Okmulgee County Sheriff Eddy Rice. Okmulgee County Sheriff Eddy Rice.
Cell phone video taken by Melanie Strickland shows horses loose along highway 75. Cell phone video taken by Melanie Strickland shows horses loose along highway 75.
OKMULGEE COUNTY, Oklahoma -

A heads-up truck driver is being credited with preventing an accident on Highway 75. About a dozen runaway horses were loose along the highway in Okmulgee County Wednesday, but thanks to the truck driver no one was hurt.

A woman shot cell phone video of the event and is just thankful the truck driver knew what to do, and no horses or people were hurt.

With Highway 75 South of Okmulgee being such a busy highway, Melanie Strickland was curious as several cars pulled over Wednesday.

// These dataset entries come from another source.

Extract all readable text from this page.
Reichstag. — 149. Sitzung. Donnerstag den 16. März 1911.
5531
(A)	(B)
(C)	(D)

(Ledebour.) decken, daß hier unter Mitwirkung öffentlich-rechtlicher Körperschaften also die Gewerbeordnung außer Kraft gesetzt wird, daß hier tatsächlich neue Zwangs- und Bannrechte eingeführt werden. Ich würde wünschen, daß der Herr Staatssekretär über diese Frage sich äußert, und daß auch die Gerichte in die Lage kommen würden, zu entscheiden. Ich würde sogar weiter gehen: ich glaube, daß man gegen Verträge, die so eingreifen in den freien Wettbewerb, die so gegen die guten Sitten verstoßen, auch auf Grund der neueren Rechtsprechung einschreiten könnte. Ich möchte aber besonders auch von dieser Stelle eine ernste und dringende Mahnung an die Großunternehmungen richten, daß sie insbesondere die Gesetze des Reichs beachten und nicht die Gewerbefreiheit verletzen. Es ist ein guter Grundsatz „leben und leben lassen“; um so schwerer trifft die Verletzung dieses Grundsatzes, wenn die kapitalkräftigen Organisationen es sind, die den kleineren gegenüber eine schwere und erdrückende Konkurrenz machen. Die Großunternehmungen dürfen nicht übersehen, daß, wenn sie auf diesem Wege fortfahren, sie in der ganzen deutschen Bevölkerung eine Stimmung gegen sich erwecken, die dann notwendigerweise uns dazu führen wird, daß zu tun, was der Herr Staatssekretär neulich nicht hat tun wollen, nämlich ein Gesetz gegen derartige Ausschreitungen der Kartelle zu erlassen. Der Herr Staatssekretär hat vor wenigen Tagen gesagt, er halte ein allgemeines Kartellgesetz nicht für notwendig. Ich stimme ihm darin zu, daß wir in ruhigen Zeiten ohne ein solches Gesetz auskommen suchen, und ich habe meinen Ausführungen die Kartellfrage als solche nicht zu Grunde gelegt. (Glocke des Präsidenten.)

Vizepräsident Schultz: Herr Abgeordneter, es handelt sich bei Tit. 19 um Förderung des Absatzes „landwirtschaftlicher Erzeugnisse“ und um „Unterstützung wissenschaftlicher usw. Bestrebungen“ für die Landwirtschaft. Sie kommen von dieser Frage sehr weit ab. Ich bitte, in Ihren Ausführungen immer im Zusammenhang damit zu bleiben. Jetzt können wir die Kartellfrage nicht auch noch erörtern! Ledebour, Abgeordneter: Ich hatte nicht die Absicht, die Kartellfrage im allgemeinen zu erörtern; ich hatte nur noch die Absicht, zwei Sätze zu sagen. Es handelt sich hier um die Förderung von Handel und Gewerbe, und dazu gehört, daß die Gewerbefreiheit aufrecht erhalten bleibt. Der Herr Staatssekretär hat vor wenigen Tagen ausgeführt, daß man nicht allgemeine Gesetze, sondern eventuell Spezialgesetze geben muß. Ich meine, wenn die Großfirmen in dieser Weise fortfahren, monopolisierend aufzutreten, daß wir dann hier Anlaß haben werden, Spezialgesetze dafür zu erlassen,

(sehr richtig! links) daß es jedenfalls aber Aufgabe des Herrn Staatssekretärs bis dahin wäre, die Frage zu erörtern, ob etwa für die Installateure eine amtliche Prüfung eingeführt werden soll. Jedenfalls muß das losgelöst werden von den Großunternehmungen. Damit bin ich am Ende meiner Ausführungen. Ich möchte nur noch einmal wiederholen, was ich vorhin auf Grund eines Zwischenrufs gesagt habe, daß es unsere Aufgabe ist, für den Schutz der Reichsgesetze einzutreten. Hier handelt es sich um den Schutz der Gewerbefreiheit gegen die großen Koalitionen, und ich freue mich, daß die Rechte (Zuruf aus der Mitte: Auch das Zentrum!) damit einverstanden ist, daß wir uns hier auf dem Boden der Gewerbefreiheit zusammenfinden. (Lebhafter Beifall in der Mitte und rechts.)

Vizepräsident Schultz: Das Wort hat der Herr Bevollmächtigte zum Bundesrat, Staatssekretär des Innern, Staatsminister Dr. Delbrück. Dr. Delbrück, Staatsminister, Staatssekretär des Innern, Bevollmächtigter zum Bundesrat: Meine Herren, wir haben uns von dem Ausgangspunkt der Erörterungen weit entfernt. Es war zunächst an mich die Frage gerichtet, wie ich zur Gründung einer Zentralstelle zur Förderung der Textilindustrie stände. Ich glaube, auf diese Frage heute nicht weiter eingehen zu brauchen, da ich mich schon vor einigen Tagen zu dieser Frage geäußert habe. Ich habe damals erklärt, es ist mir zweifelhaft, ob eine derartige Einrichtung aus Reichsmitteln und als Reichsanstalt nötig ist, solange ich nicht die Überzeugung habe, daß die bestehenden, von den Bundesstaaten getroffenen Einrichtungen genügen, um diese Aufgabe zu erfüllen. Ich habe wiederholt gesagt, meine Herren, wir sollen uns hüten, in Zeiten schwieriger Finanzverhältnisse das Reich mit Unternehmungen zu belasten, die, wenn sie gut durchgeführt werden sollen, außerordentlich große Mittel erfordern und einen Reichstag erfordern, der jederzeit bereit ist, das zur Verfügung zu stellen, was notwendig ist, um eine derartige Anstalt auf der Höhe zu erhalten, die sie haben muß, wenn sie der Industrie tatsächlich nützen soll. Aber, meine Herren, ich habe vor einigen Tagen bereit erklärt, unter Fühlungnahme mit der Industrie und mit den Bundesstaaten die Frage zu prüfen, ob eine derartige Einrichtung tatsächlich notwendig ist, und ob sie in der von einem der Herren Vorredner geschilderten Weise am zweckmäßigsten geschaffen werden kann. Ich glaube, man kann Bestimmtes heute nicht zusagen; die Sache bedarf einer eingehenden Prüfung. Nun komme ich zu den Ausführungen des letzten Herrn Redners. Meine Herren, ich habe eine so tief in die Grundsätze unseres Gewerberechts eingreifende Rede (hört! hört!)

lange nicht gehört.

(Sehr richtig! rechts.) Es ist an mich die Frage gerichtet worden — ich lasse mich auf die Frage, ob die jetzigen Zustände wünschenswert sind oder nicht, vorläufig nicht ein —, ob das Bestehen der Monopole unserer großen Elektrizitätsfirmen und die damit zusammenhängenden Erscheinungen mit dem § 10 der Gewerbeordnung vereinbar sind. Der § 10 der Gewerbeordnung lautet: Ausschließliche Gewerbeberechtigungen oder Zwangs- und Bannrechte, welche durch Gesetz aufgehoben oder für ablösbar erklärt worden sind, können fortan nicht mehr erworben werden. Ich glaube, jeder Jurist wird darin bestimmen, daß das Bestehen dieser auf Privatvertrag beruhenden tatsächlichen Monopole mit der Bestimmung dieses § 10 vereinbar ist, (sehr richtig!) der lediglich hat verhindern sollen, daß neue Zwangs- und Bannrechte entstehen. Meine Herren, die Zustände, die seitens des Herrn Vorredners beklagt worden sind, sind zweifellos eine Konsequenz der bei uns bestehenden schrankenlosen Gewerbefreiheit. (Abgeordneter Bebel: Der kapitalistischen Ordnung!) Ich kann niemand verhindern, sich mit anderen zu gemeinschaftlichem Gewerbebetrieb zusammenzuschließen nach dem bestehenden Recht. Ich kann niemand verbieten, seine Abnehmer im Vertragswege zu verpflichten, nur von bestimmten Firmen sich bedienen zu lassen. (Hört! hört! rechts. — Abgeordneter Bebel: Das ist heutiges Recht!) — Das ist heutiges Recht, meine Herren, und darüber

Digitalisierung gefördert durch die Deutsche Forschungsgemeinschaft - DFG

"All of the other cars were stopped, I was the only one going," said Strickland.

Strickland was headed to Dallas when she saw about a dozen horses running dangerously close to the highway.

"At first I thought maybe there would be people up ahead that would guide them, but when I got up there I realized they were completely loose," Strickland said.

She said a truck driver stopped, got others to pull over and then shooed the horses onto a county road, and away from cars.

"He just got out right in the middle of the highway and he was waving his arms, and that's why they stopped and turned," said Strickland.

Okmulgee County's Sheriff Eddy Rice said the owners rounded up the horses without any problems.

"Getting it down a less traveled road is awesome," Rice said.

While this incident ended okay, other cases haven't. Emergency personnel said it can be deadly.

"An animal of that size, a small car hitting it, it just rolls right into the windshield and can do quite a bit of damage," said Rice.

Rice said anytime a driver sees livestock on the highway to call for help, slow down, and put their car's flashers on to alert other drivers.

"You can never tell what an animal is going to do, it may be a spontaneous dart into traffic," said Rice.

In Oklahoma, it's hard to pursue a legal case if a car hits livestock.

A person who hits an animal must prove the owner either intentionally let the animal escape, or their negligence allowed it to get out.